CEO Maziar “Mike” Doustdar didn’t mince words: the hit from lower prices is “unprecedented” and “painful,” he said, but framed the price concessions as an investment to expand access and volume.
“We are seeing a volume response to lower prices,” he added, and warned investors the stock “goes down before it comes back up.”
Novo reported 2025 sales growth but warned that 2026 could see sales and profit fall 5%–13%. That’s a dramatic pivot for a company that became the poster child for the GLP-1 boom. Meanwhile, Eli Lilly is playing a different tune: it expects 2026 sales to surge to $80bn–$83bn and its shares jumped on the contrasting guidance.
Lilly’s Mounjaro/Zepbound family has won praise for stronger efficacy in head-to-head studies, helping it gain share. Lilly also appears to have more durable patent protection in major markets, while Novo faces sooner expiries in some countries. That combination — better clinical positioning and longer exclusivity — has cemented investor confidence in Lilly even as Novo warns of pressure.
Novo isn’t out of tricks. It launched an oral Wegovy pill in the US this month and hit 50,000 weekly prescriptions within weeks — an impressive early uptake. The pill is priced in a wide range for cash payers (roughly $149–$299 a month depending on dose), and is being offered at steep discounts for insured patients through certain pharmacy channels. But the pill comes with quirks: it’s a peptide that requires strict dosing instructions (a tiny amount of water and a 30-minute wait before eating) that could blunt convenience versus rivals.

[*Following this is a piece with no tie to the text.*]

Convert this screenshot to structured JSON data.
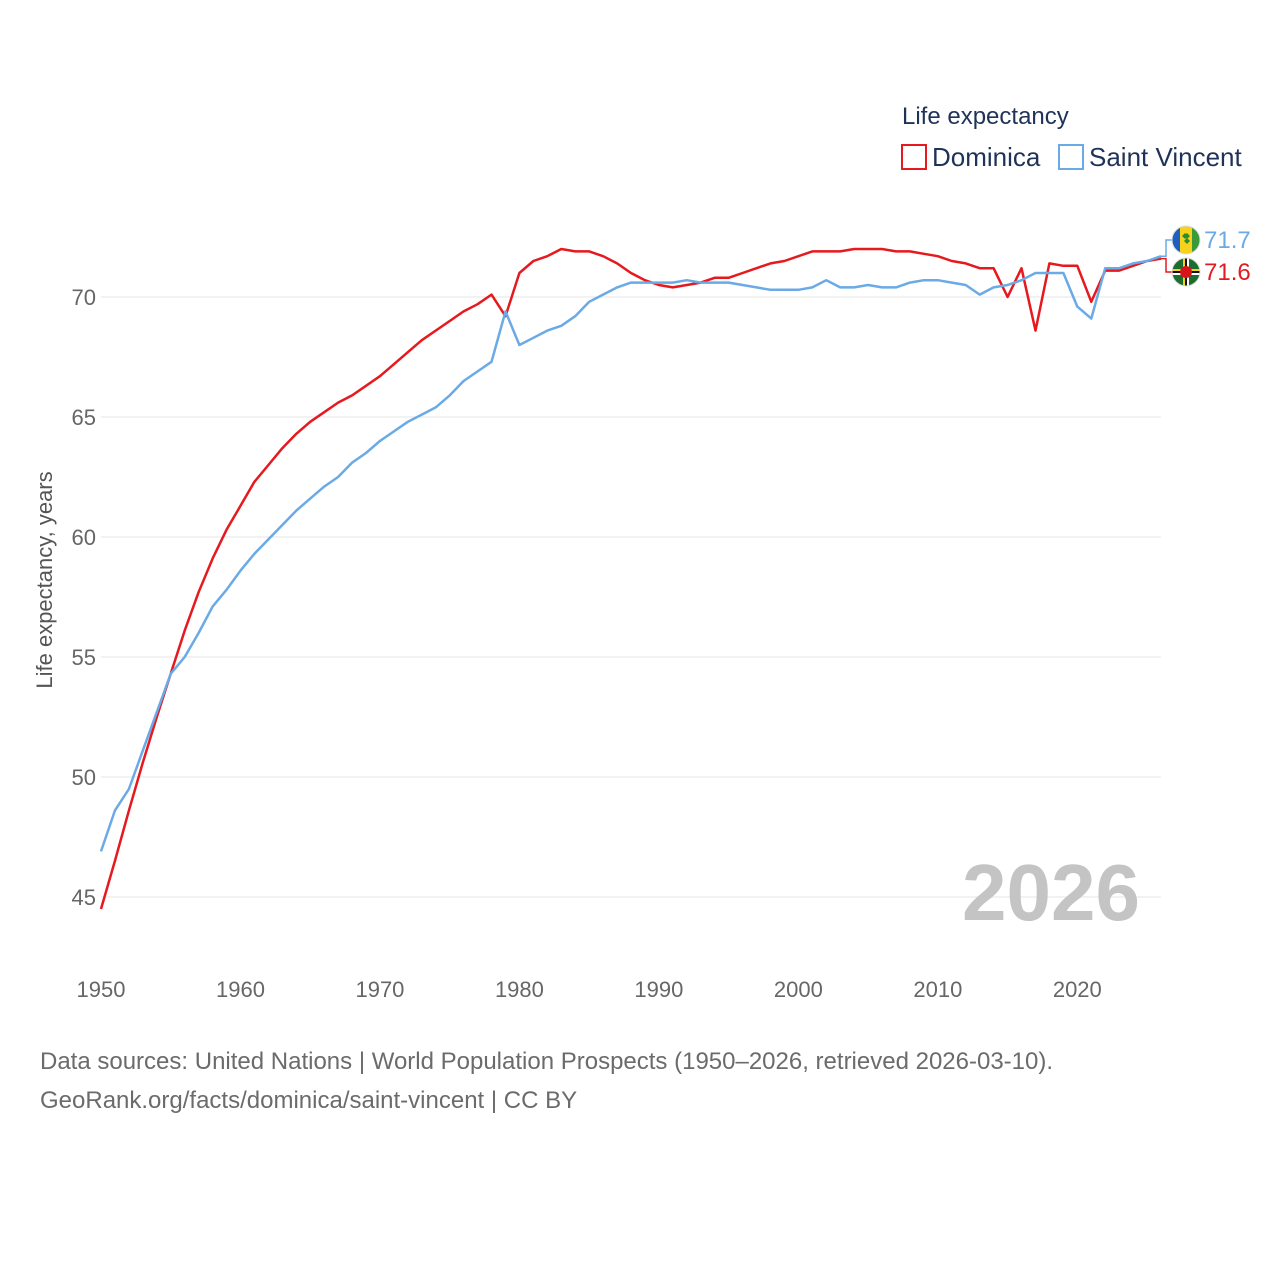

Lilly’s upcoming oral contender, orforglipron, is a small molecule that doesn’t carry the same dietary constraints and could appeal to patients who want easier dosing. Analysts say ease-of-use matters and could tilt long-term preference toward the more convenient product.
Novo has also taken hits from cheaper compounded versions of GLP-1 injections sold by some pharmacies, and the company has announced job cuts and management shakeups over the past year. The finance chief flagged that patent expiries in India and China will have a measurable but limited impact — roughly a 2% hit to group sales, he said — but the market is focusing on the bigger picture: lower prices combined with more competitors equals fewer dollars per prescription.
This is effectively a volume-for-price trade: governments and insurers want cheaper drugs (and some of that was negotiated in most-favored-nation deals), which should broaden access and push up prescriptions, but won’t prevent revenue declines in the near term. For Novo, the gamble is that lower prices will grow the market and pay off over time. For investors, the risk is whether that payoff shows up before competitors capture too much share.
Bottom line: Novo is bracing for a hangover after the GLP-1 party. The Wegovy pill’s strong start is something to hang onto, but patent expiries, cheaper alternatives and an agile Lilly are serious headwinds. If you’re holding the stock, expect volatility — and a lot of watching and waiting as pills, pricing and patent timelines settle out.